I’ve had my fill of this kind of blind assumption and labeling on her part, and if there’s something that I’ll say off the bat, I – as a reader and writer – don’t share her sentiment and condemn it with every bit of experience, intelligence, and might that I have.

I highly value the interactions between authors and readers, and I especially advocate open dialogue over works of literature and art, which include criticism in the forms it takes on.  I will always advocate for the right to freedom of speech as well as a right to privacy for ALL individuals, no matter their background.  I will never play favoritism towards a particular group and I will not blindly label conflicts in vague terms that denounces people in a way that removes their personhood or responsibilities.

I do not tolerate bullying.  And by bullying, I mean ACTUAL BULLYING. (I don’t like drama either, but unlike Rice, I can actually tell the difference between the two and can label the situations for what they are.  Because being able to tell the difference is key to being able to address them properly.)  And I treat bullying with the seriousness it deserves, and getting all issues involving the parties involved to an appropriate resolution without the need for blind labels or all encompassing negations or prejudices towards groups.

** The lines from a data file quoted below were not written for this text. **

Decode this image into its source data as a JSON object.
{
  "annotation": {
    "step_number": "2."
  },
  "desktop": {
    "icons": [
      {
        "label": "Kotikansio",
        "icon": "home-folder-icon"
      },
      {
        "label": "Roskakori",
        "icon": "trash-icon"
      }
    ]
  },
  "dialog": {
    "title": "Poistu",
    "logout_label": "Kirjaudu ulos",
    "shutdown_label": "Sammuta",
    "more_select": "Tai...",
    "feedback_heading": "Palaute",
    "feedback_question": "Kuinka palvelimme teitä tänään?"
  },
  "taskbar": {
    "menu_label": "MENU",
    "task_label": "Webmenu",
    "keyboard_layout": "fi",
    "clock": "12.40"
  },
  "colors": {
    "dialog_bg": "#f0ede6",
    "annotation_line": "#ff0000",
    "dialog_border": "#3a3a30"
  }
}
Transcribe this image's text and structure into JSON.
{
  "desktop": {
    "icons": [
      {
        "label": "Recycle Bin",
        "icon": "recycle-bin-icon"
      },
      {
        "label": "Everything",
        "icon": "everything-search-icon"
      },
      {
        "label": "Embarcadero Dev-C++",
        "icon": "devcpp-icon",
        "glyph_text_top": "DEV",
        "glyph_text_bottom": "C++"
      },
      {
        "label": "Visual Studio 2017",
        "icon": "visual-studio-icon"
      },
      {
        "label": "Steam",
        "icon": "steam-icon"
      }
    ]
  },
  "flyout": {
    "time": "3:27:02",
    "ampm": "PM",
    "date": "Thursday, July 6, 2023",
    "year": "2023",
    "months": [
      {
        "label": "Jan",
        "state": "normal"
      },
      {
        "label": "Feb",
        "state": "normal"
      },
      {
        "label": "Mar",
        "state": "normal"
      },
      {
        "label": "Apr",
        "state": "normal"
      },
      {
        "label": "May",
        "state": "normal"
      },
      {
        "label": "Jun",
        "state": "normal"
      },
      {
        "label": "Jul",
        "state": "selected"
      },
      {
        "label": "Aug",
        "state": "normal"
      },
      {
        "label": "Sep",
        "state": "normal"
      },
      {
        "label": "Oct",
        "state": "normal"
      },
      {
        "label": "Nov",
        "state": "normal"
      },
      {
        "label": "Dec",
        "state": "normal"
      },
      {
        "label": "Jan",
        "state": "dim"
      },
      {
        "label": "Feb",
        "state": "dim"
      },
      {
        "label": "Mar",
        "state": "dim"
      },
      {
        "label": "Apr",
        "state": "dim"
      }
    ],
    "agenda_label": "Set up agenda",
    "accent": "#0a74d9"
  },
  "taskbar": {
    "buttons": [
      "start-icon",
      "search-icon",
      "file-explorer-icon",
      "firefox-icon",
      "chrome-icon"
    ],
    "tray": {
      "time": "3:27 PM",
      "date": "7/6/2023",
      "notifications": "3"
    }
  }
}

So, directing this to Anne Rice specifically, I would suggest properly educating yourself on what bullying actually is and to additionally stop using the damned term of “gangster bullying”.  You’re hurting not only the people who are victimized by bullying or are rehabilitated from engaging in bullying behaviors, but you’re also misconstruing and showing a rampant ignorance of the issue for what it really is.  And in an age where this is such a widespread, serious issue, we don’t need anyone else whose prejudicial ignorance trivializes and gets in the way of getting the people who need help REAL help.